Methods:  Bile acid levels were measured by spectrophotometric enzymatic assay, and liquid chromatography mass spectrometry was used to quantify the major bile acids. Alveolar cells were grown on modified air-liquid interface culture inserts, and bile acids were then employed to stimulate the cells. Reverse transcriptase polymerase chain reaction and Western blots were used to determine the involved gene expression and protein levels.

Results:  The mean (± SE) concentration of total bile acids in tracheal aspirates was 6.2 ± 2.1 and 1.1 ± 0.4 μmol/L/g sputum, respectively, for patients with and without VAP (p < 0.05). The interleukin (IL)-8 level was significantly higher in the VAP group (p < 0.05).
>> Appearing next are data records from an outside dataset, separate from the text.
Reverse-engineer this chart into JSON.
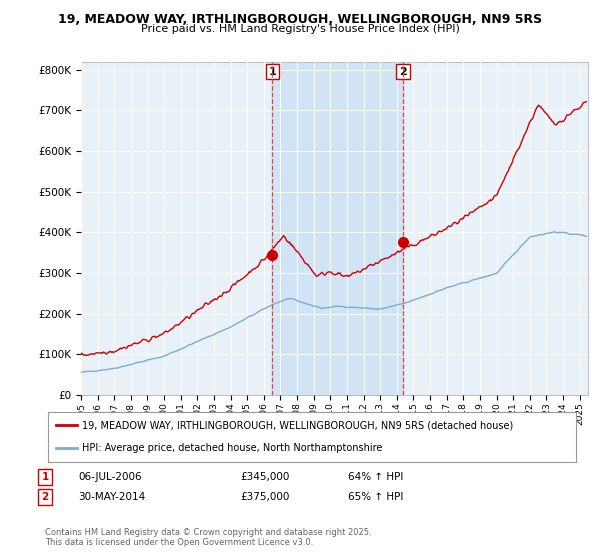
{
  "title_line1": "19, MEADOW WAY, IRTHLINGBOROUGH, WELLINGBOROUGH, NN9 5RS",
  "title_line2": "Price paid vs. HM Land Registry's House Price Index (HPI)",
  "bg_color": "#ffffff",
  "plot_bg": "#e8f0f8",
  "shade_between_color": "#d0e4f5",
  "transaction1": {
    "date": "06-JUL-2006",
    "price": 345000,
    "hpi_pct": "64% ↑ HPI",
    "label": "1"
  },
  "transaction2": {
    "date": "30-MAY-2014",
    "price": 375000,
    "hpi_pct": "65% ↑ HPI",
    "label": "2"
  },
  "legend_line1": "19, MEADOW WAY, IRTHLINGBOROUGH, WELLINGBOROUGH, NN9 5RS (detached house)",
  "legend_line2": "HPI: Average price, detached house, North Northamptonshire",
  "footer": "Contains HM Land Registry data © Crown copyright and database right 2025.\nThis data is licensed under the Open Government Licence v3.0.",
  "vline1_x": 2006.5,
  "vline2_x": 2014.37,
  "marker1_x": 2006.5,
  "marker1_y": 345000,
  "marker2_x": 2014.37,
  "marker2_y": 375000,
  "ylim": [
    0,
    820000
  ],
  "xlim_start": 1995,
  "xlim_end": 2025.5,
  "red_color": "#cc0000",
  "blue_color": "#7aadcf"
}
The major bile acid, chenodeoxycholic acid, stimulated alveolar epithelial cells to increase IL-8 production at both the messenger RNA and protein level through p38 and c-Jun N-terminal kinase (JNK) activation. The selective p38 and JNK inhibitors, as well as dexamethasone, successfully inhibited IL-8 production.

Conclusion:  These data suggest that early intervention to prevent bile acid aspiration may reduce the intensity of neutrophilic inflammation in intubated and mechanically ventilated patients in the ICU.